Filistin toprakları üzerinde bir eşkıya devletinin kurulmasının baş sorumlusu ve aynı zamanda bu devletin gayri meşru babası olan İngiltere'nin yasal yollardan ülkeye giriş yapan Şeyh Raid Salah'ı tutuklaması ve üç hafta boyunca hapiste tutması da yine siyonist korsanları cüretlendiren bir hareket olmuştur. Bu tutuklamanın ve Şeyh Raid Salah'a yönelik muamelenin hukukla hiçbir ilgisinin olmadığı, tamamen işgalci siyonistlerin hesabına bir operasyon olduğu artık açıklık kazanmıştır.
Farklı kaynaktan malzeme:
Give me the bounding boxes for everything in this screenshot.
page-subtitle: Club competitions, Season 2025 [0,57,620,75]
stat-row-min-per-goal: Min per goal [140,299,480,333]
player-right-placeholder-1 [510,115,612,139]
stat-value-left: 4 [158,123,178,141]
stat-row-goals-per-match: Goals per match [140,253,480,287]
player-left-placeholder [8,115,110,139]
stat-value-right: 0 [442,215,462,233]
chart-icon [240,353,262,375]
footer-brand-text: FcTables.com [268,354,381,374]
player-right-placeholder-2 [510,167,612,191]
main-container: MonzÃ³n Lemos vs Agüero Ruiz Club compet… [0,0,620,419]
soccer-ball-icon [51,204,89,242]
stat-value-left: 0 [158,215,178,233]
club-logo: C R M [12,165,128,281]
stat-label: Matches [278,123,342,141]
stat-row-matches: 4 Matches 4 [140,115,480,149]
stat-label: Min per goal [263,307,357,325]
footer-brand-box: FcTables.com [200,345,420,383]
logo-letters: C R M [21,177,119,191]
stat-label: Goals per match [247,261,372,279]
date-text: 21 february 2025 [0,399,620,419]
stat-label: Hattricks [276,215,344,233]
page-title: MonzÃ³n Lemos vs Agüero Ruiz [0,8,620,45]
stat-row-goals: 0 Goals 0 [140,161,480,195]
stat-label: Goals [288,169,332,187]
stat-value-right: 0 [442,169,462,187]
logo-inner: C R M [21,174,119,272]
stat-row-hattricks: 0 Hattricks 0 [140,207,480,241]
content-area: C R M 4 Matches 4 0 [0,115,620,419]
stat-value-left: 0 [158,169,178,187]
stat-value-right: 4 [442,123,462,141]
Bütün bu gelişmeleri ve bunlarla bağlantılı tavırları, açıklamaları iyi değerlendirdiğimizde meselenin sadece siyonist korsanlara indirgenemeyeceğini, insanlığın bir global korsanlıkla karşı karşıya olduğunu görürüz. Bu global korsanlık da bugün ciddi bir global krizle karşı karşıyadır. Başta ABD emperyalizmini ve genelde tüm emperyalist ağı zorlayan global ekonomik krizle ilgili vitrin değişikliklerinin soruna çözüm getirmediği anlaşılıyor.